2023-09-22 00:09:24 +0900 [INFO] (main): Using session /private/tmp/hoge/.digdag/status/20230921T000000+0000.
2023-09-22 00:09:24 +0900 [INFO] (main): Starting a new session project id=1 workflow name=test session_time=2023-09-21T00:00:00+00:00
2023-09-22 00:09:25 +0900 [INFO] (0018@[0:default:1:1]+test+find_dirs): sh_result>: find . -maxdepth 1 -type d -exec basename {} \; | grep -v "^.$" | grep -E '^\[' | sort -u | tr '\n' ',' | sed 's/,$//'

2023-09-22 00:09:25 +0900 [INFO] (0018@[0:default:1:1]+test+call_dig): for_each>: {dir=["[foo1]","[foo2]","[foo3]"]}
2023-09-22 00:09:25 +0900 [INFO] (0018@[0:default:1:1]+test+call_dig^sub+for-0=dir=0=%5Bfoo1%5D+loop_dig): call>: [foo1]/unload.dig
2023-09-22 00:09:25 +0900 [INFO] (0020@[0:default:1:1]+test+call_dig^sub+for-0=dir=1=%5Bfoo2%5D+loop_dig): call>: [foo2]/unload.dig
2023-09-22 00:09:25 +0900 [INFO] (0021@[0:default:1:1]+test+call_dig^sub+for-0=dir=2=%5Bfoo3%5D+loop_dig): call>: [foo3]/unload.dig
2023-09-22 00:09:25 +0900 [INFO] (0018@[0:default:1:1]+test+call_dig^sub+for-0=dir=1=%5Bfoo2%5D+loop_dig^sub+tasks1): echo>: foo2/unload.dig
foo2/unload.dig
2023-09-22 00:09:25 +0900 [INFO] (0018@[0:default:1:1]+test+call_dig^sub+for-0=dir=2=%5Bfoo3%5D+loop_dig^sub+tasks1): echo>: foo3/unload.dig
foo3/unload.dig
2023-09-22 00:09:25 +0900 [INFO] (0018@[0:default:1:1]+test+call_dig^sub+for-0=dir=0=%5Bfoo1%5D+loop_dig^sub+tasks1): echo>: foo1/unload.dig
foo1/unload.dig
Success. Task state is saved at /private/tmp/hoge/.digdag/status/20230921T000000+0000 directory.
  * Use --session <daily | hourly | "yyyy-MM-dd[ HH:mm:ss]"> to not reuse the last session time.
  * Use --rerun, --start +NAME, or --goal +NAME argument to rerun skipped tasks.
ishizuka-mihoko commented 9 months ago

Hello, @hiroyuki-sato Thank you for your comment. Here is my environment: digdag: 0.10.4 macOS: 12.6

I tried to reproduce the problem. But It seems work well in my environment.

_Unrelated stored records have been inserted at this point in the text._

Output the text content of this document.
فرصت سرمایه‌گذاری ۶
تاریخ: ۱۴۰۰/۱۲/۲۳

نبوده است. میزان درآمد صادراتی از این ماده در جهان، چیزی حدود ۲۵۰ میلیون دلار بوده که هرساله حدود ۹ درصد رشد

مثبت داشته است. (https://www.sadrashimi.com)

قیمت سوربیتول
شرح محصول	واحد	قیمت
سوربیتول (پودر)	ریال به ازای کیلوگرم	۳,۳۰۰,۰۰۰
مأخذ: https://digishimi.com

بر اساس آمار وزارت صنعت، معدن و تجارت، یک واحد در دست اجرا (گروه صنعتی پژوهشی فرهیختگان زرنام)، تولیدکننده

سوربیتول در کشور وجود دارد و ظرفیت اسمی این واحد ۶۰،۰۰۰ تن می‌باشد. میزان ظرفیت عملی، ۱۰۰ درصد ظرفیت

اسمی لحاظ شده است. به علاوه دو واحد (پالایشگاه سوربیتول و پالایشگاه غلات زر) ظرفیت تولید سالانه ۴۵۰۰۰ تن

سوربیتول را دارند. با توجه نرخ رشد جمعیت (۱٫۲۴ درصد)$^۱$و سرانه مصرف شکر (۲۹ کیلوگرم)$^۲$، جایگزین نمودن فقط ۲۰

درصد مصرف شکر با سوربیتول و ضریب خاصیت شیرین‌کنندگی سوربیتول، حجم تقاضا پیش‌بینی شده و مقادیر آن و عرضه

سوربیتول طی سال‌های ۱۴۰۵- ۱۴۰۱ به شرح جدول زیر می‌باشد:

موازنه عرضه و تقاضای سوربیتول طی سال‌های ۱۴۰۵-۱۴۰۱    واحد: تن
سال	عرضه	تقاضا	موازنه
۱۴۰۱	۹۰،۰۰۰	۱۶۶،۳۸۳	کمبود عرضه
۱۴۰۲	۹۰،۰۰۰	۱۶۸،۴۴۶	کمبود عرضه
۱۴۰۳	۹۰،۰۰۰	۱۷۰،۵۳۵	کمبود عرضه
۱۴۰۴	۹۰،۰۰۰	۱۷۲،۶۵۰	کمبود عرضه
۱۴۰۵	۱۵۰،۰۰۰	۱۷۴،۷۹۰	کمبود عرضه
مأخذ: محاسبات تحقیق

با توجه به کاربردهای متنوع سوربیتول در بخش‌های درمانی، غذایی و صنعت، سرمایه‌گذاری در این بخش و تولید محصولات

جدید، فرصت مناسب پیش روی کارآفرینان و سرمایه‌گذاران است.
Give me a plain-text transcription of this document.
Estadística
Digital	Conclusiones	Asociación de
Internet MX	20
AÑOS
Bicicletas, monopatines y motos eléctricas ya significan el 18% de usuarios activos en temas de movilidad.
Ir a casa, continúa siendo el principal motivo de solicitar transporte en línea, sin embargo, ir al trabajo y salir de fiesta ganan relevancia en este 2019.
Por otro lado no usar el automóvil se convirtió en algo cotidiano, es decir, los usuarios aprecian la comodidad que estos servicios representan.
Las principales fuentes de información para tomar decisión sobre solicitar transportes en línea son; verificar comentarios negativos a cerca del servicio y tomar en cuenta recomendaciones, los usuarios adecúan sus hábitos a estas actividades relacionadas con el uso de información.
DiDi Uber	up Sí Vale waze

In my environment too, it generally works well, but occasionally, I observe behavior where it extracts incorrect information.

sh_reslut> operator doesn't the project in digdag. It's a 3rd party plugin.

There could be a possibility that the issue is related to the plugin itself. Depending on the situation, I might consider reaching out to the plugin's support for assistance.